The plight and predicament of our vulnerable people have been widely publicised; it has featured continuously in the local papers, Samoa Observer’s Village Voice, social and the mass media.
Unemployment remains critical and unless alternative pathways and platforms are identified to address the root causes of these conditions, our people will be further affected and pushed into absolute poverty.
In response, the Ministry of Women, Community and Social Development (M.W.C.S.D.) Samoa One UN Youth Employment Project, in collaboration with the E.W.A.C.C. Project (Ministry of Natural Resources and Environment) and Samoa Business Enterprise Center (S.B.E.C.) trained 34 families of Upolu and Savaii in the past weeks.

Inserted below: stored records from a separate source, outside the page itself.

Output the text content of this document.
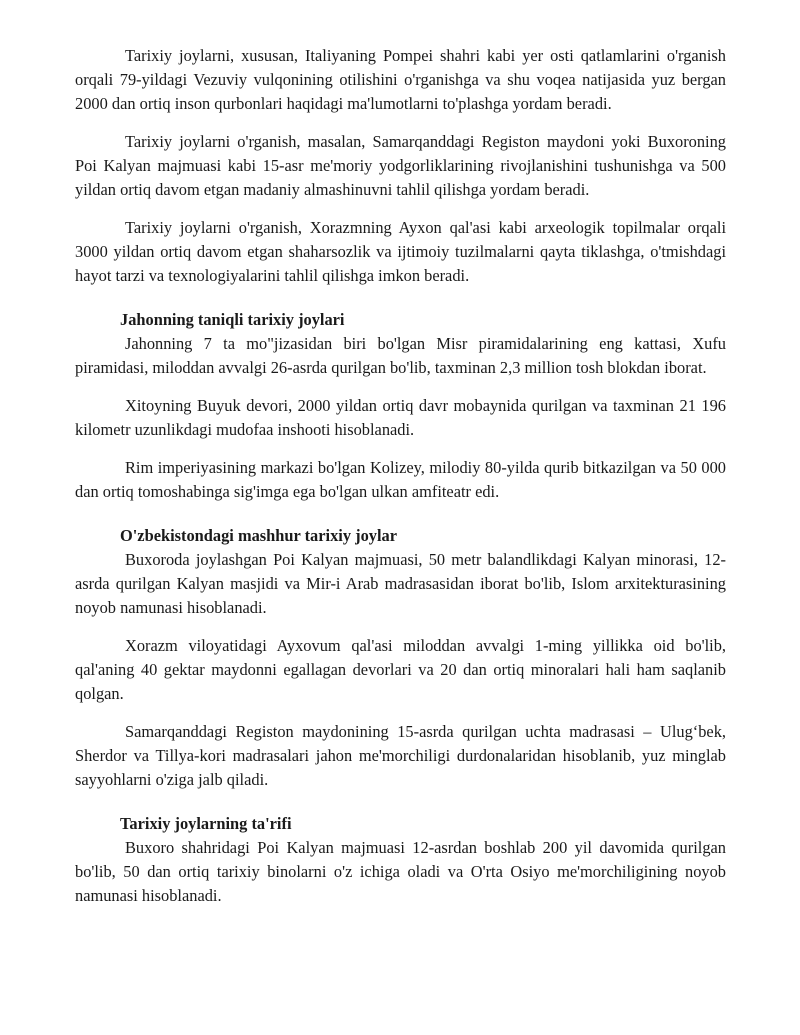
Tarixiy joylarni, xususan, Italiyaning Pompei shahri kabi yer osti qatlamlarini o'rganish orqali 79-yildagi Vezuviy vulqonining otilishini o'rganishga va shu voqea natijasida yuz bergan 2000 dan ortiq inson qurbonlari haqidagi ma'lumotlarni to'plashga yordam beradi.

Tarixiy joylarni o'rganish, masalan, Samarqanddagi Registon maydoni yoki Buxoroning Poi Kalyan majmuasi kabi 15-asr me'moriy yodgorliklarining rivojlanishini tushunishga va 500 yildan ortiq davom etgan madaniy almashinuvni tahlil qilishga yordam beradi.

Tarixiy joylarni o'rganish, Xorazmning Ayxon qal'asi kabi arxeologik topilmalar orqali 3000 yildan ortiq davom etgan shaharsozlik va ijtimoiy tuzilmalarni qayta tiklashga, o'tmishdagi hayot tarzi va texnologiyalarini tahlil qilishga imkon beradi.

Jahonning taniqli tarixiy joylari

Jahonning 7 ta mo"jizasidan biri bo'lgan Misr piramidalarining eng kattasi, Xufu piramidasi, miloddan avvalgi 26-asrda qurilgan bo'lib, taxminan 2,3 million tosh blokdan iborat.

Xitoyning Buyuk devori, 2000 yildan ortiq davr mobaynida qurilgan va taxminan 21 196 kilometr uzunlikdagi mudofaa inshooti hisoblanadi.

Rim imperiyasining markazi bo'lgan Kolizey, milodiy 80-yilda qurib bitkazilgan va 50 000 dan ortiq tomoshabinga sig'imga ega bo'lgan ulkan amfiteatr edi.

O'zbekistondagi mashhur tarixiy joylar

Buxoroda joylashgan Poi Kalyan majmuasi, 50 metr balandlikdagi Kalyan minorasi, 12-asrda qurilgan Kalyan masjidi va Mir-i Arab madrasasidan iborat bo'lib, Islom arxitekturasining noyob namunasi hisoblanadi.

Xorazm viloyatidagi Ayxovum qal'asi miloddan avvalgi 1-ming yillikka oid bo'lib, qal'aning 40 gektar maydonni egallagan devorlari va 20 dan ortiq minoralari hali ham saqlanib qolgan.

Samarqanddagi Registon maydonining 15-asrda qurilgan uchta madrasasi – Ulug‘bek, Sherdor va Tillya-kori madrasalari jahon me'morchiligi durdonalaridan hisoblanib, yuz minglab sayyohlarni o'ziga jalb qiladi.

Tarixiy joylarning ta'rifi

Buxoro shahridagi Poi Kalyan majmuasi 12-asrdan boshlab 200 yil davomida qurilgan bo'lib, 50 dan ortiq tarixiy binolarni o'z ichiga oladi va O'rta Osiyo me'morchiligining noyob namunasi hisoblanadi.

The participants were identified from the Tracer Youth Employment Survey conducted jointly by the Samoan National Youth Council in 2016.
These participants were among the 800 unemployed youth identified by the Survey in 14 villages in Upolu and Savaii.
Significantly, all the participants are from low income families where no one is employed and limited access to basic facilities and services (electricity and water for instance) are noted.
The training for Savaii was held at the Jetover Hotel Conference Room from 24th to 27th October, 2017. The training for Upolu was held from 13th to 17th November 2017 at Tooa Salamasina Hall.
As part of their training, the participants also completed business plans, which will form the basis of financial assistance through the Samoa One UN Youth Employment Project in collaboration with the EWACC Project.
The small grants are generated through the Small Business Incubator “Without Walls” model. This model forms the platform that will support all these 34 families for up to three years, until they graduate and continue on their own.
The small businesses include farming and gardening, BBQ stalls and other small scale businesses.